I am using sklearn isolation forest for an anomaly detection task. Isolation forest consists of iTrees. As this paper describes, the nodes of the iTrees are split in the following way: We select any feature (uniformly) randomly and perform a split on a random value of that feature.
But I want to give more weight to some features than the others. So instead of selecting the features with equal probability, I want to draw some features with a higher probability (giving more weight to those features) and other features with a lower probability.
How can I do that? From the source code it seems I have to change the function _generate_bagging_indices
in _bagging.py
, but not sure.
You can achieve this without changing the source code. Instead, you can tweak your input data by duplicating the features you wish to increase the weight for. If you have a feature appearing twice, the trees will use it twice to split your data, which in practice will mean the same as having doubled the weight of the feature.

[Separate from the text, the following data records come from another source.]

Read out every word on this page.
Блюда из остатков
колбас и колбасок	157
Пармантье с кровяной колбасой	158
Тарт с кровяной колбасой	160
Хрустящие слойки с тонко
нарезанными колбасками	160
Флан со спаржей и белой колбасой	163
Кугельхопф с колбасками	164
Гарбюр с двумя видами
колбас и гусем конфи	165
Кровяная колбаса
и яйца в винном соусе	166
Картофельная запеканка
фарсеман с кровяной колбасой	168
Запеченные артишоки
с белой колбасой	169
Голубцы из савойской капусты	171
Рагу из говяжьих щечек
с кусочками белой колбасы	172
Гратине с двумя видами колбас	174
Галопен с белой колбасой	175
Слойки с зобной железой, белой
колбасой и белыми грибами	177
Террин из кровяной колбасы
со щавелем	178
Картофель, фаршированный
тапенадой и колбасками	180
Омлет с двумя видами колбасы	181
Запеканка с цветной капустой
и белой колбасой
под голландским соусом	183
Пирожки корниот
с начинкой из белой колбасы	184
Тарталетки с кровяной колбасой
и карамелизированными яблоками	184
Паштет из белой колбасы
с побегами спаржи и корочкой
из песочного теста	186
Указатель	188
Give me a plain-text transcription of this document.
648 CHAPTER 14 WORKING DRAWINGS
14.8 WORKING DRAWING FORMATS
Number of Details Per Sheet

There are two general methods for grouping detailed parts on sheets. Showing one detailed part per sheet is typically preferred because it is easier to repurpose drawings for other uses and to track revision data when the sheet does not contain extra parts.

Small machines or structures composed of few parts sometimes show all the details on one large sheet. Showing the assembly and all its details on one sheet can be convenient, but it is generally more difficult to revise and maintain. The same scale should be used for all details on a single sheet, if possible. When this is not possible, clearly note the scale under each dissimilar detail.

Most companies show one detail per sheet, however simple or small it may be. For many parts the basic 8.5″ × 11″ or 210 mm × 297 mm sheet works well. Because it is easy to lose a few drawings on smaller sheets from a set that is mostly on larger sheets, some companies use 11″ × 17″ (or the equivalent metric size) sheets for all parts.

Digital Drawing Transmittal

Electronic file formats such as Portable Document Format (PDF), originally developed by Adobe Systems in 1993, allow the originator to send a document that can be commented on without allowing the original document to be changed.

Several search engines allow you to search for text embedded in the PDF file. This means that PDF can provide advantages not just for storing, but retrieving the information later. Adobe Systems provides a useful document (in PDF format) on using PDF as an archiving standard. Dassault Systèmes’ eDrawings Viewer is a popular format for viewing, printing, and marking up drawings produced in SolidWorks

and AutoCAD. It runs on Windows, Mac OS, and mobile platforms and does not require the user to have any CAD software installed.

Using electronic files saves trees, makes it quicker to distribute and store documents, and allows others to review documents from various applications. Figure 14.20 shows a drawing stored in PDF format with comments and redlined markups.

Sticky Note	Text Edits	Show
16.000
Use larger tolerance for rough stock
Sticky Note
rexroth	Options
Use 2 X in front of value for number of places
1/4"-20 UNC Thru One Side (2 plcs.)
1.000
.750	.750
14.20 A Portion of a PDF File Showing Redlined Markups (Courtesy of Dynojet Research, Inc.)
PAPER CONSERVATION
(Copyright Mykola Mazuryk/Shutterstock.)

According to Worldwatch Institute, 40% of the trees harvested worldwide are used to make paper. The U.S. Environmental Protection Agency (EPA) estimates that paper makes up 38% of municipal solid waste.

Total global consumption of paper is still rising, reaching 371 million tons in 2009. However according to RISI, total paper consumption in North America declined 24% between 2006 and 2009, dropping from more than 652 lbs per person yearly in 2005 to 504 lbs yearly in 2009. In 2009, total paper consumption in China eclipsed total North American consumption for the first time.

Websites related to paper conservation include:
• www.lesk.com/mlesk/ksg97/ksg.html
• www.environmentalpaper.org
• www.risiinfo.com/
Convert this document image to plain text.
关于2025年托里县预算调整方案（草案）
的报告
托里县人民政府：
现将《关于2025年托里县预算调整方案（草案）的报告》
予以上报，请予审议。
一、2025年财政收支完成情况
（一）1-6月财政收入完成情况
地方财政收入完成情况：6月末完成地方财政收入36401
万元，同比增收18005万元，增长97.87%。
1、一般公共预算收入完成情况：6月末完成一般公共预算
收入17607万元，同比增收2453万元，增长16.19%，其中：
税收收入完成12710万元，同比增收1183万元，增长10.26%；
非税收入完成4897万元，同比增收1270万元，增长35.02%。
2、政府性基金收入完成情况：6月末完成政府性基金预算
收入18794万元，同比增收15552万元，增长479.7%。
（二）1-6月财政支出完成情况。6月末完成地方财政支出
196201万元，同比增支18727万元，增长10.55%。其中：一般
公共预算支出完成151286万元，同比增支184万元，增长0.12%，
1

In addition to this, you can also choose to reduce the amount of features used by your isolation forest in each tree. This is controlled by the argument max_features
. The default value of 1.0 ensures that every feature will be used for each tree. By reducing it, more trees will be trained without the less frequent features in your input.
from sklearn.ensemble import IsolationForest
import pandas as pd
from sklearn.datasets import load_iris
import matplotlib.pyplot as plt
data = load_iris()
X = data.data
df = pd.DataFrame(X, columns=data.feature_names)
IF = IsolationForest()
IF.fit(df)
preds = IF.predict(df)
plt.scatter(df.iloc[:, 0], df.iloc[:, 1], c=preds)
plt.title("Default settings")
plt.xlabel("sepal length (cm)")
plt.ylabel("sepal width (cm)")
plt.show()
df1 = df.copy()
weight_feature = 10
for i in range(weight_feature):
df1["duplicated_" + str(i)] = df1["sepal length (cm)"]
IF1 = IsolationForest(max_features=0.3)
IF1.fit(df1)
preds1 = IF1.predict(df1)
plt.scatter(df.iloc[:, 0], df.iloc[:, 1], c=preds1)
plt.title("Weighted settings")
plt.xlabel("sepal length (cm)")
plt.ylabel("sepal width (cm)")
plt.show()
As you can see visually, the second option has used the X-axis more intensively to determine which are the outliers.